Mais, depuis, l’on ne parle que de réconciliation entre eux et les Maliens adorant les chemins courts et friands qu’ils ont des déductions faciles, tout le monde pense que «la fin de la crise est proche», et que Alpha est la solution. Manassa Danioko s’est même fendue d’une lettre marquée du sceau «confidentiel» et «très urgent» pour solliciter l’implication d’Alpha dans le processus de dialogue national en cours.
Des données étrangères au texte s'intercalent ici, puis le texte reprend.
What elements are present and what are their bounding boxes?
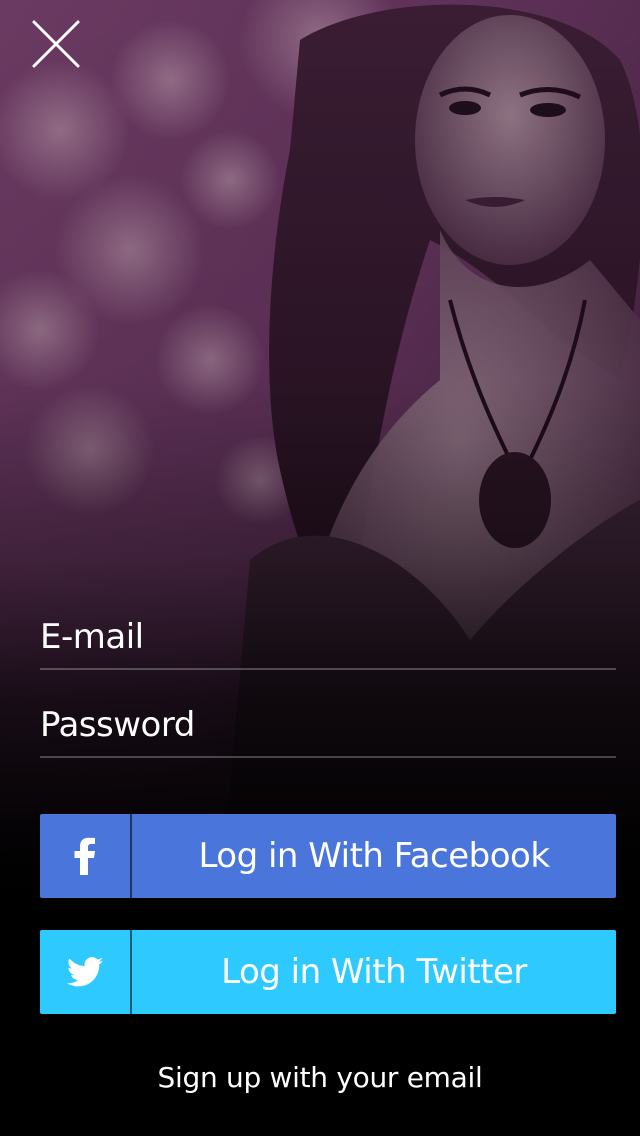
close-icon: [32, 20, 80, 68]
twitter-login-label: Log in With Twitter: [221, 952, 527, 992]
email-field-container: [40, 606, 616, 670]
facebook-icon-cell: [40, 814, 132, 898]
signup-email-link[interactable]: Sign up with your email: [0, 1054, 640, 1102]
facebook-icon: [74, 837, 95, 875]
twitter-icon-cell: [40, 930, 132, 1014]
facebook-login-button[interactable]: Log in With Facebook: [40, 814, 616, 898]
password-input[interactable]: [40, 694, 616, 756]
login-screen: Log in With Facebook Log in With Twitter…: [0, 0, 640, 1136]
facebook-login-label: Log in With Facebook: [198, 836, 550, 876]
email-input[interactable]: [40, 606, 616, 668]
twitter-login-button[interactable]: Log in With Twitter: [40, 930, 616, 1014]
close-button[interactable]: [28, 16, 84, 72]
password-field-container: [40, 694, 616, 758]
twitter-icon: [67, 957, 103, 987]
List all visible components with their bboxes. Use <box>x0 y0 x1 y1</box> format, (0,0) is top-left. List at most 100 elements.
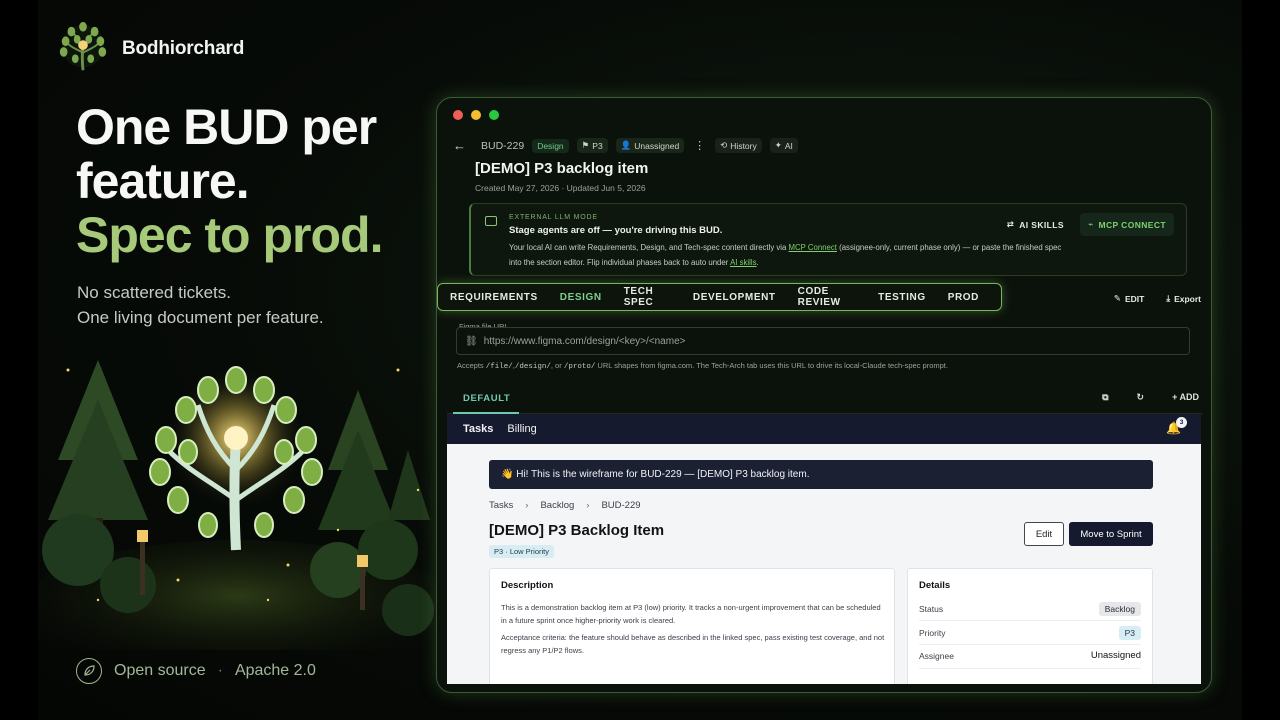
nav-billing[interactable]: Billing <box>507 423 536 435</box>
license-footer: Open source · Apache 2.0 <box>76 658 316 684</box>
ai-skills-link[interactable]: AI skills <box>730 258 756 267</box>
history-icon: ⟲ <box>720 140 728 150</box>
figma-hint-code-3: /proto/ <box>563 363 596 371</box>
hero-subcopy: No scattered tickets. One living documen… <box>77 280 324 330</box>
figma-url-placeholder: https://www.figma.com/design/<key>/<name… <box>483 335 686 347</box>
bud-id: BUD-229 <box>481 139 525 152</box>
brand-name: Bodhiorchard <box>122 38 245 59</box>
detail-status: Status Backlog <box>919 602 1141 616</box>
user-icon: 👤 <box>620 140 632 150</box>
priority-chip[interactable]: ⚑ P3 <box>576 138 608 153</box>
maximize-window-button[interactable] <box>489 110 499 120</box>
tab-testing[interactable]: TESTING <box>878 292 926 303</box>
tab-prod[interactable]: PROD <box>948 292 979 303</box>
ai-label: AI <box>784 140 793 151</box>
mcp-connect-link[interactable]: MCP Connect <box>789 243 837 252</box>
add-button[interactable]: + ADD <box>1172 392 1199 403</box>
figma-hint-code-1: /file/ <box>485 363 513 371</box>
external-llm-notice: EXTERNAL LLM MODE Stage agents are off —… <box>469 203 1187 276</box>
download-icon: ⤓ <box>1166 293 1171 303</box>
tab-design[interactable]: DESIGN <box>560 292 602 303</box>
more-menu-icon[interactable]: ⋮ <box>692 139 707 152</box>
welcome-banner: 👋 Hi! This is the wireframe for BUD-229 … <box>489 460 1153 489</box>
history-button[interactable]: ⟲ History <box>715 138 762 153</box>
status-badge: Backlog <box>1098 602 1141 616</box>
crumb-bud: BUD-229 <box>601 500 641 511</box>
flag-icon: ⚑ <box>581 140 590 150</box>
arrow-left-icon[interactable]: ← <box>453 138 467 153</box>
wireframe-preview: Tasks Billing 🔔 3 👋 Hi! This is the wire… <box>447 414 1201 684</box>
llm-body-text-1: Your local AI can write Requirements, De… <box>509 243 789 252</box>
detail-assignee: Assignee Unassigned <box>919 650 1141 661</box>
assignee-value: Unassigned <box>1090 650 1141 661</box>
detail-priority-label: Priority <box>919 628 946 638</box>
close-window-button[interactable] <box>453 110 463 120</box>
mcp-connect-label: MCP CONNECT <box>1098 219 1166 230</box>
open-source-label: Open source <box>114 662 206 679</box>
tab-tech-spec[interactable]: TECH SPEC <box>624 286 671 308</box>
ai-button[interactable]: ✦ AI <box>769 138 798 153</box>
sliders-icon: ⇄ <box>1006 219 1015 229</box>
detail-priority: Priority P3 <box>919 626 1141 640</box>
llm-mode-label: EXTERNAL LLM MODE <box>509 214 598 221</box>
acceptance-criteria: Acceptance criteria: the feature should … <box>501 633 885 655</box>
crumb-backlog[interactable]: Backlog <box>540 500 574 511</box>
brand: Bodhiorchard <box>54 20 244 78</box>
priority-badge: P3 · Low Priority <box>489 545 555 558</box>
wireframe-title: [DEMO] P3 Backlog Item <box>489 522 665 539</box>
tab-code-review[interactable]: CODE REVIEW <box>798 286 857 308</box>
description-paragraph: This is a demonstration backlog item at … <box>501 603 881 625</box>
nav-tasks[interactable]: Tasks <box>463 423 493 435</box>
headline-line-1: One BUD per <box>76 99 377 155</box>
phase-tabs: REQUIREMENTS DESIGN TECH SPEC DEVELOPMEN… <box>437 283 1002 311</box>
detail-status-label: Status <box>919 604 944 614</box>
mcp-connect-button[interactable]: ⌁ MCP CONNECT <box>1079 213 1174 236</box>
notification-badge: 3 <box>1176 417 1187 428</box>
item-topbar: ← BUD-229 Design ⚑ P3 👤 Unassigned ⋮ ⟲ H… <box>453 138 798 153</box>
figma-hint-or: , or <box>550 361 564 370</box>
ai-skills-button[interactable]: ⇄ AI SKILLS <box>999 213 1072 236</box>
tree-logo-icon <box>59 21 107 71</box>
leaf-icon <box>76 658 102 684</box>
window-controls <box>453 110 499 120</box>
llm-body-text-3: . <box>756 257 759 267</box>
app-window: ← BUD-229 Design ⚑ P3 👤 Unassigned ⋮ ⟲ H… <box>436 97 1212 693</box>
headline-line-2: feature. <box>76 153 250 209</box>
llm-actions: ⇄ AI SKILLS ⌁ MCP CONNECT <box>999 213 1174 236</box>
subcopy-line-2: One living document per feature. <box>77 308 324 327</box>
item-title: [DEMO] P3 backlog item <box>475 160 649 177</box>
figma-url-input[interactable]: ⛓ https://www.figma.com/design/<key>/<na… <box>456 327 1190 355</box>
license-label: Apache 2.0 <box>234 662 316 679</box>
description-card: Description This is a demonstration back… <box>489 568 895 684</box>
figma-hint-text-2: URL shapes from figma.com. The Tech-Arch… <box>595 361 948 370</box>
item-meta: Created May 27, 2026 · Updated Jun 5, 20… <box>475 183 646 193</box>
crumb-separator: › <box>586 500 590 511</box>
pencil-icon: ✎ <box>1113 293 1121 303</box>
export-button[interactable]: ⤓ Export <box>1166 293 1201 304</box>
subcopy-line-1: No scattered tickets. <box>77 283 232 302</box>
refresh-icon[interactable]: ↻ <box>1137 392 1145 403</box>
minimize-window-button[interactable] <box>471 110 481 120</box>
edit-button[interactable]: ✎ EDIT <box>1114 293 1145 304</box>
hero-headline: One BUD per feature. Spec to prod. <box>76 99 383 263</box>
detail-assignee-label: Assignee <box>919 650 954 661</box>
llm-headline: Stage agents are off — you're driving th… <box>509 225 723 236</box>
priority-chip-label: P3 <box>592 140 603 151</box>
headline-line-3: Spec to prod. <box>76 207 383 263</box>
wireframe-edit-button[interactable]: Edit <box>1024 522 1064 546</box>
tab-default[interactable]: DEFAULT <box>463 393 510 404</box>
phase-chip[interactable]: Design <box>532 138 569 153</box>
move-to-sprint-button[interactable]: Move to Sprint <box>1069 522 1153 546</box>
description-heading: Description <box>501 580 554 591</box>
priority-value-badge: P3 <box>1118 626 1141 640</box>
subtab-actions: ⧉ ↻ + ADD <box>1102 392 1199 403</box>
divider <box>919 644 1141 645</box>
history-label: History <box>730 140 757 151</box>
tab-requirements[interactable]: REQUIREMENTS <box>450 292 538 303</box>
crumb-tasks[interactable]: Tasks <box>489 500 513 511</box>
tab-development[interactable]: DEVELOPMENT <box>693 292 776 303</box>
external-link-icon[interactable]: ⧉ <box>1102 392 1108 403</box>
breadcrumb: Tasks › Backlog › BUD-229 <box>489 500 641 511</box>
ai-skills-label: AI SKILLS <box>1019 219 1064 230</box>
assignee-chip[interactable]: 👤 Unassigned <box>615 138 685 153</box>
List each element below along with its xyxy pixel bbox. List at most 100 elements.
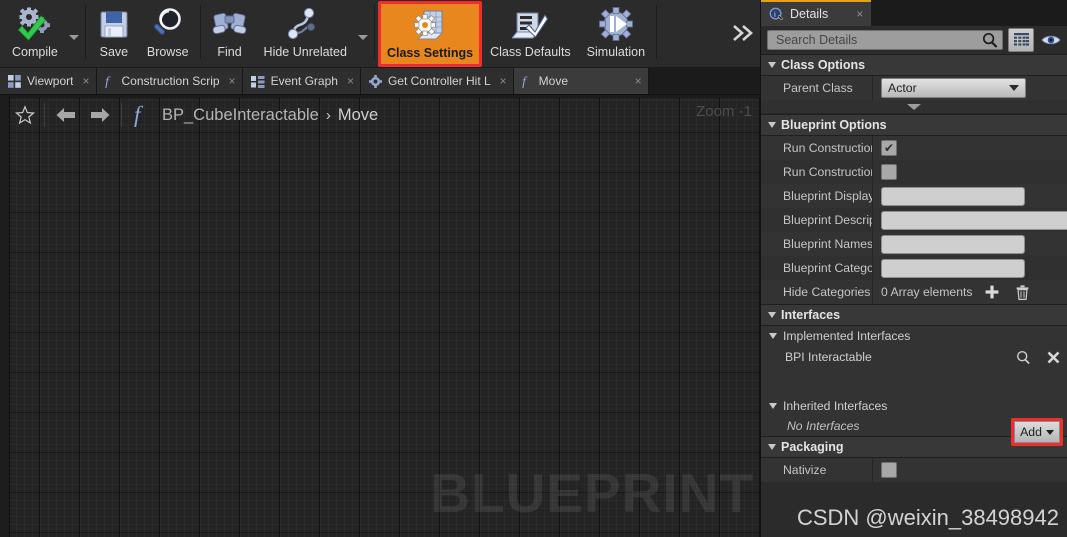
details-search-row — [761, 26, 1067, 54]
graph-left-strip — [0, 95, 10, 537]
section-class-options-header[interactable]: Class Options — [761, 54, 1067, 76]
add-array-element-button[interactable] — [982, 282, 1002, 302]
toolbar-find-label: Find — [217, 45, 242, 59]
section-interfaces-title: Interfaces — [781, 308, 841, 322]
property-label: Run Construction — [761, 136, 873, 160]
property-value: 0 Array elements — [873, 280, 1067, 304]
chevron-down-icon — [769, 403, 777, 409]
hide-unrelated-options-caret[interactable] — [355, 18, 371, 58]
favorite-star-button[interactable] — [10, 105, 40, 125]
section-interfaces-header[interactable]: Interfaces — [761, 304, 1067, 326]
tab-event-graph[interactable]: Event Graph × — [242, 68, 361, 94]
toolbar-compile-button[interactable]: Compile — [4, 0, 66, 66]
property-row-blueprint-category: Blueprint Categor — [761, 256, 1067, 280]
property-value: ✔ — [873, 136, 1067, 160]
tab-details[interactable]: i Details × — [761, 0, 872, 26]
arrow-left-icon — [56, 108, 75, 122]
toolbar-find-button[interactable]: Find — [204, 0, 256, 66]
browse-interface-button[interactable] — [1013, 347, 1033, 367]
tab-close-icon[interactable]: × — [856, 7, 863, 21]
property-value — [873, 160, 1067, 184]
chevron-down-icon — [1046, 429, 1054, 435]
tab-get-controller-hit-location-label: Get Controller Hit L — [387, 74, 491, 88]
tab-construction-script[interactable]: f Construction Scrip × — [96, 68, 243, 94]
tab-close-icon[interactable]: × — [500, 74, 507, 88]
blueprint-display-name-input[interactable] — [881, 186, 1025, 206]
navigate-back-button[interactable] — [49, 106, 83, 124]
gear-play-icon — [598, 4, 634, 44]
property-value — [873, 184, 1067, 208]
plus-icon — [986, 285, 999, 299]
inherited-interfaces-header[interactable]: Inherited Interfaces — [761, 396, 1067, 416]
svg-text:f: f — [105, 75, 111, 88]
tab-close-icon[interactable]: × — [82, 74, 89, 88]
parent-class-dropdown[interactable]: Actor — [881, 78, 1026, 98]
tab-move[interactable]: f Move × — [513, 68, 649, 94]
toolbar-hide-unrelated-button[interactable]: Hide Unrelated — [256, 0, 355, 66]
blueprint-graph-canvas[interactable]: f BP_CubeInteractable › Move Zoom -1 BLU… — [0, 95, 760, 537]
add-interface-button[interactable]: Add — [1014, 421, 1060, 443]
tab-close-icon[interactable]: × — [347, 74, 354, 88]
main-toolbar: Compile Save Browse Find Hide Unrelated … — [0, 0, 760, 68]
property-value: Actor — [873, 76, 1067, 100]
implemented-interface-name: BPI Interactable — [785, 350, 872, 364]
tab-bar-filler — [648, 68, 760, 94]
implemented-interfaces-label: Implemented Interfaces — [783, 329, 911, 343]
property-label: Blueprint Descript — [761, 208, 873, 232]
run-construction-checkbox-unchecked[interactable] — [881, 164, 897, 180]
navigate-forward-button[interactable] — [83, 106, 117, 124]
breadcrumb: f BP_CubeInteractable › Move — [0, 98, 760, 132]
blueprint-description-input[interactable] — [881, 210, 1067, 230]
toolbar-separator — [373, 5, 375, 59]
viewport-grid-icon — [8, 74, 21, 88]
tab-close-icon[interactable]: × — [229, 74, 236, 88]
double-chevron-right-icon — [733, 25, 753, 41]
section-blueprint-options-header[interactable]: Blueprint Options — [761, 114, 1067, 136]
implemented-interfaces-header[interactable]: Implemented Interfaces — [761, 326, 1067, 346]
toolbar-overflow-button[interactable] — [726, 0, 760, 66]
tab-viewport[interactable]: Viewport × — [0, 68, 97, 94]
delete-array-button[interactable] — [1012, 282, 1032, 302]
breadcrumb-root[interactable]: BP_CubeInteractable — [162, 106, 319, 125]
property-row-nativize: Nativize — [761, 458, 1067, 482]
column-view-icon — [1013, 33, 1029, 46]
search-details-box[interactable] — [767, 30, 1003, 50]
toolbar-separator — [199, 5, 201, 59]
implemented-interface-item[interactable]: BPI Interactable — [761, 346, 1067, 368]
visibility-toggle-button[interactable] — [1039, 29, 1063, 51]
tab-move-label: Move — [538, 74, 569, 88]
property-row-hide-categories: Hide Categories 0 Array elements — [761, 280, 1067, 304]
property-label: Run Construction — [761, 160, 873, 184]
details-tab-bar: i Details × — [761, 0, 1067, 26]
toolbar-simulation-button[interactable]: Simulation — [579, 0, 653, 66]
toolbar-class-settings-button[interactable]: Class Settings — [377, 1, 483, 67]
section-packaging-title: Packaging — [781, 440, 844, 454]
run-construction-checkbox-checked[interactable]: ✔ — [881, 140, 897, 156]
breadcrumb-divider — [121, 103, 122, 127]
remove-interface-button[interactable] — [1043, 347, 1063, 367]
class-options-expander[interactable] — [761, 100, 1067, 114]
close-x-icon — [1047, 351, 1059, 363]
tab-event-graph-label: Event Graph — [270, 74, 338, 88]
blueprint-watermark: BLUEPRINT — [430, 462, 754, 524]
blueprint-category-input[interactable] — [881, 258, 1025, 278]
search-input[interactable] — [774, 32, 982, 48]
node-graph-icon — [286, 4, 324, 44]
tab-get-controller-hit-location[interactable]: Get Controller Hit L × — [360, 68, 514, 94]
nativize-checkbox[interactable] — [881, 462, 897, 478]
property-value — [873, 232, 1067, 256]
blueprint-namespace-input[interactable] — [881, 234, 1025, 254]
tab-close-icon[interactable]: × — [635, 74, 642, 88]
interfaces-spacer — [761, 368, 1067, 396]
property-row-blueprint-namespace: Blueprint Namesp — [761, 232, 1067, 256]
breadcrumb-current[interactable]: Move — [338, 106, 378, 125]
column-view-button[interactable] — [1008, 28, 1034, 52]
toolbar-save-button[interactable]: Save — [89, 0, 139, 66]
toolbar-browse-button[interactable]: Browse — [139, 0, 197, 66]
blueprint-editor-window: Compile Save Browse Find Hide Unrelated … — [0, 0, 1067, 537]
favorite-star-icon — [15, 105, 35, 125]
compile-options-caret[interactable] — [66, 18, 82, 58]
toolbar-class-defaults-button[interactable]: Class Defaults — [482, 0, 579, 66]
function-fx-icon: f — [522, 75, 528, 88]
hide-categories-count: 0 Array elements — [881, 285, 973, 299]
En réalité, ce qui s’est passé, c’est qu’IBK a insisté pour rencontrer Alpha, des notabilités maliennes sont intervenues, pour ce faire, ainsi que certains chefs d’Etat et anciens chefs d’Etat africains.

Mais, aujourd’hui, que peut-il Alpha en réalité ? Pas grand-chose. La seule et quasi-unique grande victoire qu’il peut obtenir n’est que personnelle. Il s’agit du réchauffement des relations entre lui et IBK. À part cela, ceux qui croient qu’il peut influer, positivement, sur la crise malienne, ramener la paix, rétablir la cohésion nationale et recoudre le tissu social, se trompent lourdement et cela pour plusieurs raisons.

D’abord, parce que, et c’est l’un de ses premiers handicaps, Alpha, tout comme IBK, n’a jamais roulé que pour lui-même ; il ne s’est jamais soucié que de lui-même. N’est-ce pas lui qui, le premier, a mis à mal notre démocratie, stoppé le processus démocratique en foulant aux pieds le fait partisan, à travers son soutien appuyé à l’élection à la présidence de la République d’un candidat indépendant, non partisan, Amadou Toumani Touré ?

Aussi, Alpha Oumar Konaré, même s’il a continué à se renseigner et s’informer sur ce qui se passe dans le pays, est resté longtemps, par sa propre volonté, déconnecté des instances de décision du pays et l’on croit même qu’il a, en ne s’exprimant pas très souvent, trahi le pays et s’est rendu, par la même occasion, complice de ce qui arrive au Mali, en ce moment.

Comment les uns et les autres vont-ils percevoir sa soudaine irruption, après tant d’années de mutisme ? On a touché le fond, au vu et au su de l’ancien président de la République, sans qu’il ne pipe mot. Que peut-il donc faire pour se faire accepter des uns et des autres, pour se réhabiliter, et s’offrir une place confortable dans le cadre de la mission à lui demandée par Manassa et IBK ? Là est la question.